Writing Geared Towards Expectant Mothers

Writing isn’t always easy; in fact, it isn’t often easy for most of us.  Sometimes you’ll face unrealistic deadlines or demands, and often you’ll have to expound upon topics that don’t appeal to you or that you have no basis of knowledge for.  And there’s always the looming threat of writers block to ruin a perfectly lovely blank page before you even get started.  However, there are some topics that almost anyone can get behind, and one of them is the mysterious and joyful time that befalls a woman when she is expecting a child.  You might think that this topic is only of interest to female writers, but men have a vested interest in the creation of life, as well.  So if you’re looking to write about the magic that happens during pregnancy, and what women can expect during the 40 weeks leading up to labor and childbirth (and even beyond), here are just a few topics you may want to consider covering.

1.   Ailments.  This is a big one.  Many women who are expecting are nervous about experiencing some of the many possible side effects of their condition.  So writing about morning sickness, bloating, and lactation (which is not technically an ailment, but can still be a little jarring) will hit home with a lot of readers.  Think about preparing a trouble-shooting guide that will not only inform expectant mothers of the issues, but also prepare them to handle any situation with dignity, grace, and a touch of humor.

2.  Week-by-week changes.  This topic pertains not only to the mother, but also the fetus that is growing inside her.  Women need to know how their own bodies will change, but also how their baby is developing and what they can do to ensure that everything goes as planned (including diet, supplement, and lifestyle changes).

3.  Post-partum depression.  You might be surprised just how common (and how misunderstood) this disorder really is.  Even if you’ve heard of it, odds are you didn’t know that it can affect men as well as women, and it isn’t always linked to hormones.  Women facing this after-birth symptom will need a lot of help, and as a writer, you have the ability to direct them to the proper resources.

4.  Incorporating a partner.  Most moms are more or less in it alone.  Let’s face it: they have the maternal instinct AND the food supply.  However, it is extremely important that the father (or other mother) play a role in the baby’s life from the beginning, forming a bond early in the child’s life and help you come up with baby girl names or baby boy names.  A partner must not only support the new mother, but also feel important and needed in the process if a functional family unit is to be created.

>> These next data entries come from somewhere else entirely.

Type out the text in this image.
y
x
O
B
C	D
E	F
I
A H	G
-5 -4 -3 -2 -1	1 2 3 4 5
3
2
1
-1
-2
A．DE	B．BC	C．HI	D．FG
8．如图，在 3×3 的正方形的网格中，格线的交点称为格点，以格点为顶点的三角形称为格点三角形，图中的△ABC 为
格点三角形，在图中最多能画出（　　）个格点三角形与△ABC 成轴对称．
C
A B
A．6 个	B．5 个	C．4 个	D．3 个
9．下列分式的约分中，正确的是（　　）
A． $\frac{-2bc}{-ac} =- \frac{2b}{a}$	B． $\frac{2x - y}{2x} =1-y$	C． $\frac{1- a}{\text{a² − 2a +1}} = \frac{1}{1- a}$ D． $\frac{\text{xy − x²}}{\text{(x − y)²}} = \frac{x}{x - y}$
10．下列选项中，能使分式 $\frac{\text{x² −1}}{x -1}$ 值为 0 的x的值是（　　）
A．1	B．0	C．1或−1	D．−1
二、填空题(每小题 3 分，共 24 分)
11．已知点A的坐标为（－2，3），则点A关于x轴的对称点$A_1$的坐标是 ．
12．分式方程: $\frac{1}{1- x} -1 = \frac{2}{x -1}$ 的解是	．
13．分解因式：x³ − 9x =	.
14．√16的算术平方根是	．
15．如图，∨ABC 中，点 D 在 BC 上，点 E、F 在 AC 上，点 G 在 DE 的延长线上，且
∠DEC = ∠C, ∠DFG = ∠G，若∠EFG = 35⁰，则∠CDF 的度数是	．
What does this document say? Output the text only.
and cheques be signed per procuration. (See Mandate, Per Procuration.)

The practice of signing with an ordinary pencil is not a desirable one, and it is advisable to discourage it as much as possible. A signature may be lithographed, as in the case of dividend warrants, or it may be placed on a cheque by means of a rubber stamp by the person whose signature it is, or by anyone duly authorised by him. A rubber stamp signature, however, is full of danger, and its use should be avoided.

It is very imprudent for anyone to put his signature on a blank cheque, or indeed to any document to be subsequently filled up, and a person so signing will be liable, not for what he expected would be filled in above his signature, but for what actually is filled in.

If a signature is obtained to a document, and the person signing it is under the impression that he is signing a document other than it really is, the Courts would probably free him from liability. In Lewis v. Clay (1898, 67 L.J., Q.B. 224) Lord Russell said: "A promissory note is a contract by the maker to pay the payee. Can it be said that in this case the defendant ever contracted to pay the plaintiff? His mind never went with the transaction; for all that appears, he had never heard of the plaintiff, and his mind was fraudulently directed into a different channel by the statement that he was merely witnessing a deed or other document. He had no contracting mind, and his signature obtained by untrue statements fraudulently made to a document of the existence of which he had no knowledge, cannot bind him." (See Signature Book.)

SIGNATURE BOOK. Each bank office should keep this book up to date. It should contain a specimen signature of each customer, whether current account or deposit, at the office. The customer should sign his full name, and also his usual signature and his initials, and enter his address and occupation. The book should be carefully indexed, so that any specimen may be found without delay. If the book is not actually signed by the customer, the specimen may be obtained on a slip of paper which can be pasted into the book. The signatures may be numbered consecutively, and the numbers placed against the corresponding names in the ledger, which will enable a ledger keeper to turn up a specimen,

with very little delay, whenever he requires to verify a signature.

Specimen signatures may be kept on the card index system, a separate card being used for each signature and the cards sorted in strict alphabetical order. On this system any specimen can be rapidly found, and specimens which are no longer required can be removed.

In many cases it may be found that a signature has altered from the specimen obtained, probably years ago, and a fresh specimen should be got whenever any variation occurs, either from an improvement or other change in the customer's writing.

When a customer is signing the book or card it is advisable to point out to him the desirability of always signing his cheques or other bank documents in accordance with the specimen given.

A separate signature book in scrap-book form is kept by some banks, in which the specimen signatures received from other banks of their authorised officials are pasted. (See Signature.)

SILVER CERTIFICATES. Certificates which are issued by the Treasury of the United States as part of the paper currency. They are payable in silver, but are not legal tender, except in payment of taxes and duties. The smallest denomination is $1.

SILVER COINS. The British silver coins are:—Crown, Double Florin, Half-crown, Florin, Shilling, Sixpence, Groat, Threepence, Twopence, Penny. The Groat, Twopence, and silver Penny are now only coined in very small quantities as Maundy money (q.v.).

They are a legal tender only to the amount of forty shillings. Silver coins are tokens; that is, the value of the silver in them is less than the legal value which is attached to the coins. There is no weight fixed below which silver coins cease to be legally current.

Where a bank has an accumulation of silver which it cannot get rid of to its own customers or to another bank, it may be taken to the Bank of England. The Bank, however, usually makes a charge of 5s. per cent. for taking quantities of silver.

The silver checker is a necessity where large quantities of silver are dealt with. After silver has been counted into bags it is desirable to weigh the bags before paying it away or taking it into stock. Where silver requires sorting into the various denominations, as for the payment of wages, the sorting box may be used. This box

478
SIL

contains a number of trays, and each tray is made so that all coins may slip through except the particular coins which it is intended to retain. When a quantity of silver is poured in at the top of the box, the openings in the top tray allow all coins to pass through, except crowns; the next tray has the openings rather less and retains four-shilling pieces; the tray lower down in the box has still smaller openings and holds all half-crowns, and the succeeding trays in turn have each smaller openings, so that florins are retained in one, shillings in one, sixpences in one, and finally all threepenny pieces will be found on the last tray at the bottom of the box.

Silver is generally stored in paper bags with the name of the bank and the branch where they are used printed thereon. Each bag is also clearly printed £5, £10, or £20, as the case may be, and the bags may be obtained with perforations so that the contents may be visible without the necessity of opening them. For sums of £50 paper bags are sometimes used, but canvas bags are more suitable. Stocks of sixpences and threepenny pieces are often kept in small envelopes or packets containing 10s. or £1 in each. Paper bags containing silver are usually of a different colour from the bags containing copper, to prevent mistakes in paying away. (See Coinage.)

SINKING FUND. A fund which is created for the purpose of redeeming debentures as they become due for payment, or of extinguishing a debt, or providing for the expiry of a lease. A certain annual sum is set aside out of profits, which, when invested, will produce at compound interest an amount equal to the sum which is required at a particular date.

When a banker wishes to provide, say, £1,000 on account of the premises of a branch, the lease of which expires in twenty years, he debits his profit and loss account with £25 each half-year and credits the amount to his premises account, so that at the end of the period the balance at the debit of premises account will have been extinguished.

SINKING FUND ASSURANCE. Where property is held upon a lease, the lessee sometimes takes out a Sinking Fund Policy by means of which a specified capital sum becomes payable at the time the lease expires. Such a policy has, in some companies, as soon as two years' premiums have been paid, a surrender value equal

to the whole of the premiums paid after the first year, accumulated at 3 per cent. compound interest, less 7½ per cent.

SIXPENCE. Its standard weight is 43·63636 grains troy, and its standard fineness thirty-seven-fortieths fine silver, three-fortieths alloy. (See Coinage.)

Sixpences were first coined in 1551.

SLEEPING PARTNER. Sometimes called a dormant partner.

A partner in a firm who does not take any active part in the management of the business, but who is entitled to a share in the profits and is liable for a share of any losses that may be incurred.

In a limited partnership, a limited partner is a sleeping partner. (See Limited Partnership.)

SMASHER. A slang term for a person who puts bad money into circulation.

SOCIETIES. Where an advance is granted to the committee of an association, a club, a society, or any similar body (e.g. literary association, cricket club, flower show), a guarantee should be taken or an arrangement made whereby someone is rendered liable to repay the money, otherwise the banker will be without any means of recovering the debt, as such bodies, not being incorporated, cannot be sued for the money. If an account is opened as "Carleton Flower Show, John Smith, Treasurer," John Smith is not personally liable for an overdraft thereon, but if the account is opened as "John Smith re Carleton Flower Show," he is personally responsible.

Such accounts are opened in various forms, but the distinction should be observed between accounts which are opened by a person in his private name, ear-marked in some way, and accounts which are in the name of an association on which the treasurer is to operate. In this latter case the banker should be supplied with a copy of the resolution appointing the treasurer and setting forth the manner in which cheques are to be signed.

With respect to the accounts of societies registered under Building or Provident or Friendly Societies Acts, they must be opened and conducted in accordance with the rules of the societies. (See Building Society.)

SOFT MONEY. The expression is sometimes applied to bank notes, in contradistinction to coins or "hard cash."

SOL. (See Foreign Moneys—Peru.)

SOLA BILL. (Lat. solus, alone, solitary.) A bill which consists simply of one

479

5.  Breastfeeding.  There is a big debate between the breast and bottle camps, but experts generally agree that the breast is best (more nutrients and disease-fighting elements for baby, plus the development of an intimate bond).  Unfortunately, this doesn’t give the mother-to-be a clue as to how to carry out the deed, and it can be a painful and difficult experience for even the most patient of women.  Teaching women how to get their baby to latch on, what to do about colic, and the benefits of feeding lying down instead of sitting up are all valuable topics for the women dealing with a newborn.